Alis Jasiyah bertautan saat ia melihat suasana dalam rumah. Sepi. Seperti rumah yang tidak berpenghuni. Jidah dan Rifa dimana? Mengapa mereka tidak ada di rumah? Padahal Jasiyah ingin memberi kejutan pada mereka tentang kepulangannya tanpa mengabari lebih dulu.

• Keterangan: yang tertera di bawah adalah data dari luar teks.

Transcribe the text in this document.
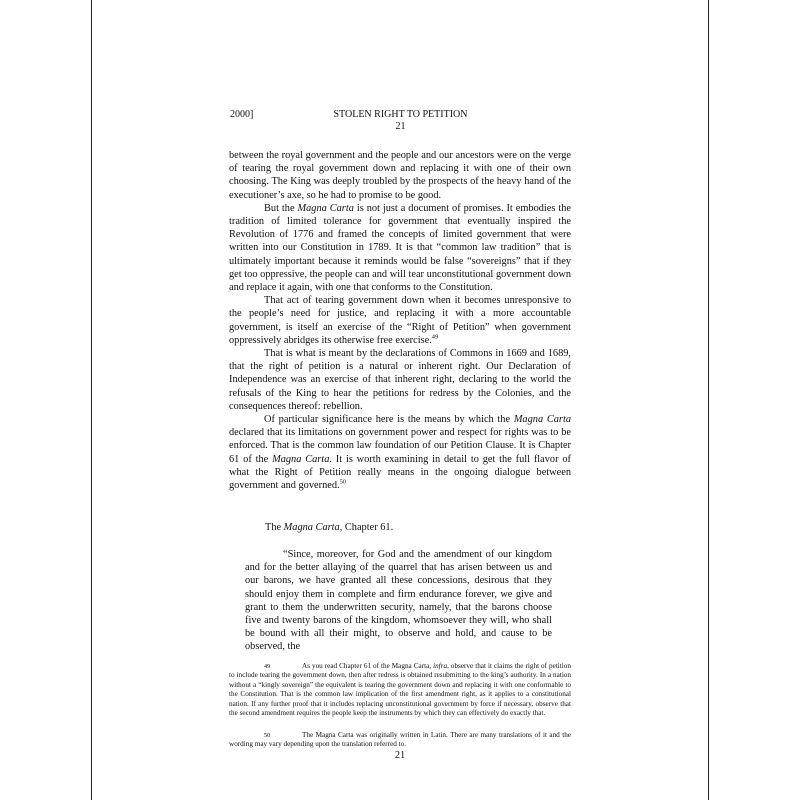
2000]	STOLEN RIGHT TO PETITION
21

between the royal government and the people and our ancestors were on the verge of tearing the royal government down and replacing it with one of their own choosing. The King was deeply troubled by the prospects of the heavy hand of the executioner’s axe, so he had to promise to be good.

But the Magna Carta is not just a document of promises. It embodies the tradition of limited tolerance for government that eventually inspired the Revolution of 1776 and framed the concepts of limited government that were written into our Constitution in 1789. It is that “common law tradition” that is ultimately important because it reminds would be false “sovereigns” that if they get too oppressive, the people can and will tear unconstitutional government down and replace it again, with one that conforms to the Constitution.

That act of tearing government down when it becomes unresponsive to the people’s need for justice, and replacing it with a more accountable government, is itself an exercise of the “Right of Petition” when government oppressively abridges its otherwise free exercise.$^{49}$

That is what is meant by the declarations of Commons in 1669 and 1689, that the right of petition is a natural or inherent right. Our Declaration of Independence was an exercise of that inherent right, declaring to the world the refusals of the King to hear the petitions for redress by the Colonies, and the consequences thereof: rebellion.

Of particular significance here is the means by which the Magna Carta declared that its limitations on government power and respect for rights was to be enforced. That is the common law foundation of our Petition Clause. It is Chapter 61 of the Magna Carta. It is worth examining in detail to get the full flavor of what the Right of Petition really means in the ongoing dialogue between government and governed.$^{50}$

The Magna Carta, Chapter 61.

“Since, moreover, for God and the amendment of our kingdom and for the better allaying of the quarrel that has arisen between us and our barons, we have granted all these concessions, desirous that they should enjoy them in complete and firm endurance forever, we give and grant to them the underwritten security, namely, that the barons choose five and twenty barons of the kingdom, whomsoever they will, who shall be bound with all their might, to observe and hold, and cause to be observed, the

49	As you read Chapter 61 of the Magna Carta, infra, observe that it claims the right of petition to include tearing the government down, then after redress is obtained resubmitting to the king’s authority. In a nation without a “kingly sovereign” the equivalent is tearing the government down and replacing it with one conformable to the Constitution. That is the common law implication of the first amendment right, as it applies to a constitutional nation. If any further proof that it includes replacing unconstitutional government by force if necessary, observe that the second amendment requires the people keep the instruments by which they can effectively do exactly that.
50	The Magna Carta was originally written in Latin. There are many translations of it and the wording may vary depending upon the translation referred to.
21
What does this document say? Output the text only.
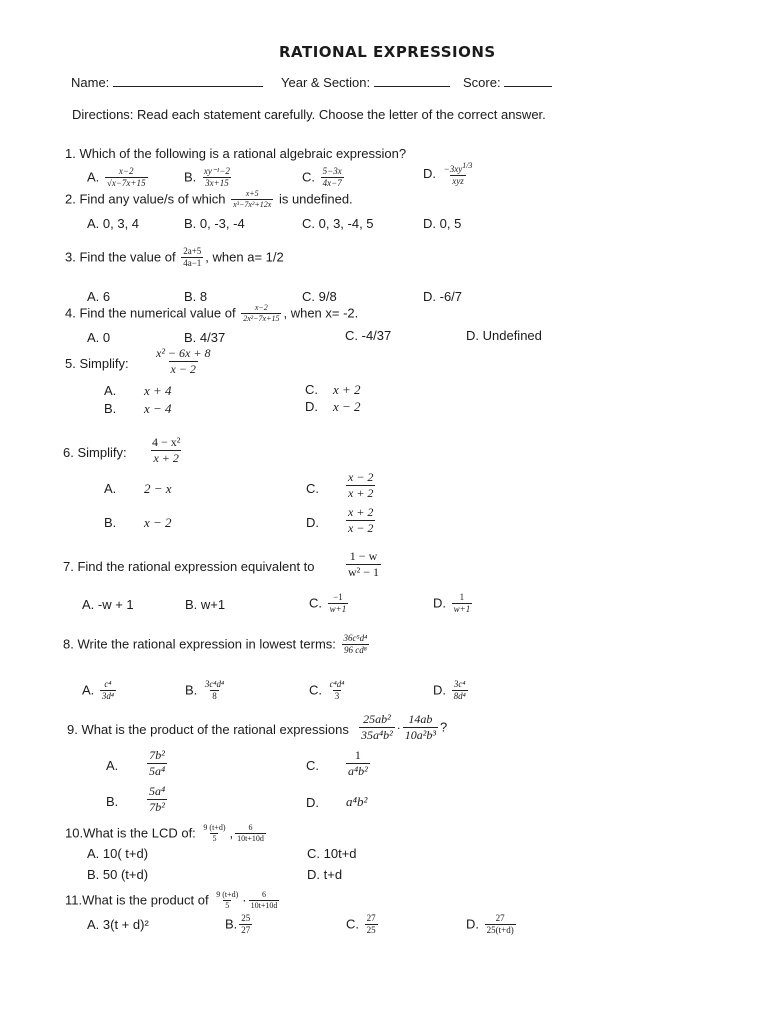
RATIONAL EXPRESSIONS
Name:	Year & Section:	Score:
Directions: Read each statement carefully. Choose the letter of the correct answer.
1. Which of the following is a rational algebraic expression?
A. $\frac{x-2}{√x-7x+15}$	B. $\frac{\text{xy⁻¹−2}}{3x+15}$	C. $\frac{5-3x}{4x-7}$	D. $\frac{-3xy^{1/3}}{\text{xyz}}$
2. Find any value/s of which $\frac{x+5}{\text{x³−7x²+12x}}$ is undefined.
A. 0, 3, 4	B. 0, -3, -4	C. 0, 3, -4, 5	D. 0, 5
3. Find the value of $\frac{2a+5}{4a-1}$ , when a= 1/2
A. 6	B. 8	C. 9/8	D. -6/7
4. Find the numerical value of $\frac{x-2}{\text{2x²−7x+15}}$ , when x= -2.
A. 0	B. 4/37	C. -4/37	D. Undefined
5. Simplify: $\frac{\text{x² − 6x + 8}}{x - 2}$
A. x + 4
B. x − 4
C. x + 2
D. x − 2
6. Simplify: $\frac{\text{4 − x²}}{x + 2}$
A. 2 − x
B. x − 2
C. $\frac{x - 2}{x + 2}$
D. $\frac{x + 2}{x - 2}$
7. Find the rational expression equivalent to	$\frac{1 - w}{\text{w² − 1}}$
A. -w + 1	B. w+1	C. $\frac{-1}{w+1}$	D. $\frac{1}{w+1}$
8. Write the rational expression in lowest terms: $\frac{\text{36c⁵d⁴}}{\text{96 cd⁸}}$
A. $\frac{\text{c⁴}}{\text{3d⁴}}$	B. $\frac{\text{3c⁴d⁴}}{8}$	C. $\frac{\text{c⁴d⁴}}{3}$	D. $\frac{\text{3c⁴}}{\text{8d⁴}}$
9. What is the product of the rational expressions $\frac{\text{25ab²}}{\text{35a⁴b²}} \cdot \frac{14ab}{\text{10a²b³}}$ ?
A. $\frac{\text{7b²}}{\text{5a⁴}}$
B. $\frac{\text{5a⁴}}{\text{7b²}}$
C. $\frac{1}{\text{a⁴b²}}$
D. a⁴b²
10.What is the LCD of: $\frac{9 (t+d)}{5}$ , $\frac{6}{10t+10d}$
A. 10( t+d)	C. 10t+d
B. 50 (t+d)	D. t+d
11.What is the product of $\frac{9 (t+d)}{5} \cdot \frac{6}{10t+10d}$
A. 3(t + d)²	B. $\frac{25}{27}$	C. $\frac{27}{25}$	D. $\frac{27}{25(t+d)}$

"Lho, kenapa sepi?" Tanya Nisfal yang sudah disamping Jasiyah seraya membawa tas milik istrinya.

Jasiyah hanya menggeleng.

Ia membuka ponselnya yang selama dari Jakarta ia mati daya, ketika ponsel itu aktif ada beberapa panggilan dan pesan dari Rifa. Matanya membulat ketika ia membaca pesan dari Rifa. Tubuhnya melemas hingga ponsel itu jatuh dari genggamannya, jantungnya pun seperti tidak berfungsi.

Jidah? Jidah kritis?

Tangisnya pun pecah, tubuhnya merosot kebawah seperti tidak mempunyai tulang-tulang yang kokoh. Jasiyah mengambil ponselnya yang tepat di kakinya. Tangannya gemetar saat ia mencari nama Rifa untuk dihubungi.

Ya Allah, cobaan itu datang lagi?

Nisfal memandang Jasiyah dengan heran. Ia juga berjongkok mensejajarkan tubuhnya dengan Jasiyah. Nisfal memegang bahu Jasiyah setelah itu mengusapnya dengan halus.

"Ada apa?"

Perlahan, Jasiyah mengangkat wajahnya dengan keadaan niqab yang sudah dibasahi air mata.

"Ji-jidah kritis Tuan..."

"Kenapa bisa?" Tanya Nisfal sedikit panik.

Jasiyah hanya menggeleng dan mencoba menghubungi Rifa namun panggilan itu tak kunjung dapat jawaban.

Tubuhnya membeku saat suara sirine semakin dekat semakin jelas. Apakah? Ah tidak, Jasiyah menggeleng cepat berusaha membuang pikiran yang buruk itu. Ia mengabaikan sirine yang mengerikan dan kembali menghubungi Rifa.

Saat pintu cokelat itu terbuka yang menampilkan beberapa pria berseragam putih-putih yang membawa sekujur benda dibaluti kain putih menghampiri Jasiyah dan Nisfal yang tengah tertegun. Jasiyah menjatuhkan ponselnya untuk kedua kali, air mata pun ikutserta jatuh.

Dibelakang terdapat Rifa dan Nadira yang tengah nangis tersedu. Saling memeluk dan menguatkan.

"Ada apa ini?" Tanya Nisfal yang mewakili Jasiyah.